If causality isn't so what would be rational?
Causality as evidence for a Creator God, you mean?
The version I know of that claim goes along the lines of "everything has a cause, so existence itself can be no exception, therefore there is a first cause, which is itself uncaused, which should therefore be divine in nature".
Ironically, such a claim is self-contradictory and only appears logical
if you take for granted that there is such a thing as a creator God. Far from being a logical argument, it is a circle of premises that attempt to evidence each other without ever reaching solid ground.
What is the contradiction? The symultaneous assumptions that
everything has a cause and that
there is an uncaused causer, a first cause.
That may sound conforting for those who have the natural tendency to be troubled by the question of a first cause, or who have been driven into conforming to that expectation by being scared into it by a (usually) Christian or Muslim education.
But it makes no logical sense at all. It relies on a supposedly reliable rule
and on the necessity of the existence of a single exception to it
and on the assumption that said exception must be sentient
and all-powerful.
That is why it is not a good argument for believers, and essentially worthless for attempts at converting non-believers.
But that is ok. No one should feel troubled by disbelief. Not believers and certainly not disbelievers.

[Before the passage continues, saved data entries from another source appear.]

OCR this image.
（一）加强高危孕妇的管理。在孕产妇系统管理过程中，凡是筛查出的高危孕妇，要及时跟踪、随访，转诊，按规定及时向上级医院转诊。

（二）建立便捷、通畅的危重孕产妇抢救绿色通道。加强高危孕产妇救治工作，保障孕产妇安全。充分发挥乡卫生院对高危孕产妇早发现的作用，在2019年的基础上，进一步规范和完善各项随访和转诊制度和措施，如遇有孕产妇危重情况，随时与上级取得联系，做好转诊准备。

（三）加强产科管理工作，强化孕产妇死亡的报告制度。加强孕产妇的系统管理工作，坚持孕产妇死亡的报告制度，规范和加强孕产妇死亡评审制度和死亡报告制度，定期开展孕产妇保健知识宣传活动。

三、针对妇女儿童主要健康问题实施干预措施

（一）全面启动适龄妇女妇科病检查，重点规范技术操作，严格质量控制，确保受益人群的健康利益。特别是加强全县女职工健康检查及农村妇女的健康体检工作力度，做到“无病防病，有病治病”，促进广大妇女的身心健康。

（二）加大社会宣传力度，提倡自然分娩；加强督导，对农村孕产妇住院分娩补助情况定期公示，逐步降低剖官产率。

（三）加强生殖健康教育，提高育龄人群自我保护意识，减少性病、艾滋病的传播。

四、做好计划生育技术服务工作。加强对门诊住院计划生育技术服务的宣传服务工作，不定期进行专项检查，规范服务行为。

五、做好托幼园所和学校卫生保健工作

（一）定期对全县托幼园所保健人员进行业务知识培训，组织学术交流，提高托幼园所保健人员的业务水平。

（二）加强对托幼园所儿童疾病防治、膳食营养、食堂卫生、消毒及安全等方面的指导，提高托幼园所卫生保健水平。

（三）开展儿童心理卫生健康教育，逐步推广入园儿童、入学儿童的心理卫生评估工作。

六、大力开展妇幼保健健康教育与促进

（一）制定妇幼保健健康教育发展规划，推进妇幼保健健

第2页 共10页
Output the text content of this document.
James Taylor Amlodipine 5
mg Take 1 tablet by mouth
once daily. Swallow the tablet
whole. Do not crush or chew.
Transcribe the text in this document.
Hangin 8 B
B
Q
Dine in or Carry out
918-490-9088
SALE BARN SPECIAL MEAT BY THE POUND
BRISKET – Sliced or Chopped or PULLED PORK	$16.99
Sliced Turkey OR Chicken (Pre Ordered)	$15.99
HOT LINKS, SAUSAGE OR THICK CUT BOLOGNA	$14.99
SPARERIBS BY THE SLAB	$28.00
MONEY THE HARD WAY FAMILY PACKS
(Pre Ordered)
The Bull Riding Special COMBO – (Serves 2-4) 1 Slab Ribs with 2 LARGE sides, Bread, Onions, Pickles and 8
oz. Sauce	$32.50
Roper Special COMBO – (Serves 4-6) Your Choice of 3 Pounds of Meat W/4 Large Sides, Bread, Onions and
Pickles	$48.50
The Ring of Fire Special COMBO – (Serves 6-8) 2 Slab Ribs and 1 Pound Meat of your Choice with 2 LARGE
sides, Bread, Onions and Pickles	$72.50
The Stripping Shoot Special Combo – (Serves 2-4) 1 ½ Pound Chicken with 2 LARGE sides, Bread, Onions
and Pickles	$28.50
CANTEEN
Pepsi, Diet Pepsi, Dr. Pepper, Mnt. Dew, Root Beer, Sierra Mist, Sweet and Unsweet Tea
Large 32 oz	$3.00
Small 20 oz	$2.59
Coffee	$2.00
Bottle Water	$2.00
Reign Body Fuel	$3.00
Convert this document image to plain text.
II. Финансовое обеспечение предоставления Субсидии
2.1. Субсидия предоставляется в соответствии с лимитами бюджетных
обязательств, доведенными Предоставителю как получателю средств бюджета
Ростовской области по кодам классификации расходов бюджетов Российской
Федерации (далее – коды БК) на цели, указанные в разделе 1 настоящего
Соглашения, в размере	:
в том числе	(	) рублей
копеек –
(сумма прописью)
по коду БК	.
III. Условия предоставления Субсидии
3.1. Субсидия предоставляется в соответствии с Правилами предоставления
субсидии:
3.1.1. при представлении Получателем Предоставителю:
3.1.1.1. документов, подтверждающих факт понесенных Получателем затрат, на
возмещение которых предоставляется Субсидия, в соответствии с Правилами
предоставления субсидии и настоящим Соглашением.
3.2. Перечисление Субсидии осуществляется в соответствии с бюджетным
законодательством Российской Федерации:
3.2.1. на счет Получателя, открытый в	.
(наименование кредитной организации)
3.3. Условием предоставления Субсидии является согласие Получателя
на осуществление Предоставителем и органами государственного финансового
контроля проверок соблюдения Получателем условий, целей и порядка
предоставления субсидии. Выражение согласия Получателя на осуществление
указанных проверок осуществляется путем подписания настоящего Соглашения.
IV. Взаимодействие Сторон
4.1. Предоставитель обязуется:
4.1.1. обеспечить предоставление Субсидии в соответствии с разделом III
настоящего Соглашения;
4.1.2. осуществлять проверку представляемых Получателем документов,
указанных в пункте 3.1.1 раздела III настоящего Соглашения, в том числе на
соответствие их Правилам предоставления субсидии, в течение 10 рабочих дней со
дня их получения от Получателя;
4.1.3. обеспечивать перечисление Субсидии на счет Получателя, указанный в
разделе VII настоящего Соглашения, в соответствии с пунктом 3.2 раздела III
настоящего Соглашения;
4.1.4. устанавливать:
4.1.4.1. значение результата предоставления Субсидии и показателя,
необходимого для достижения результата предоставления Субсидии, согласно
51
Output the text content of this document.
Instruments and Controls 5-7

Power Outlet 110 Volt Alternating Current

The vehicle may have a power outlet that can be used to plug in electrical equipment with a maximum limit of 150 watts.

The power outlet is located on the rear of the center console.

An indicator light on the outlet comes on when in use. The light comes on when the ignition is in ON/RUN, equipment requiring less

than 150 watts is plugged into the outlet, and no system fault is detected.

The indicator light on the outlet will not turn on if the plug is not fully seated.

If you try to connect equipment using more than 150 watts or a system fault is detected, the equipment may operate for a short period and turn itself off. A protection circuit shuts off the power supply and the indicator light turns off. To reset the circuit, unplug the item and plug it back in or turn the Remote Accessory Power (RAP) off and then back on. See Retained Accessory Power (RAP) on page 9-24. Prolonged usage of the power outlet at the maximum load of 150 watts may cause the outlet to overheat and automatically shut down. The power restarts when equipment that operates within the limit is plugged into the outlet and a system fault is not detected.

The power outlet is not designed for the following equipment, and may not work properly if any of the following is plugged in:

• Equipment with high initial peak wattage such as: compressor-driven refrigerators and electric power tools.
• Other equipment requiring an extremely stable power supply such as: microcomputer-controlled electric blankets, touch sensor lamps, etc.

As a side note, you may want to learn about tangential concepts such as apatheism. It may be useful to help you realize that the dichotomy of "belief vs unbelief" is actually a very rough representation of what is ultimately a very minor, inconsequential matter.
There are many importante subjects in life. Whether there is a God is most definitely not one of those.
Which and how many deities (if any) one believes in is a strictly personal matter and it is not really very important to be "right" about that even by that perspective; it
really is ok to keep changing one's opinion on the matter all the time, even randomly or by a whim, if one wants to.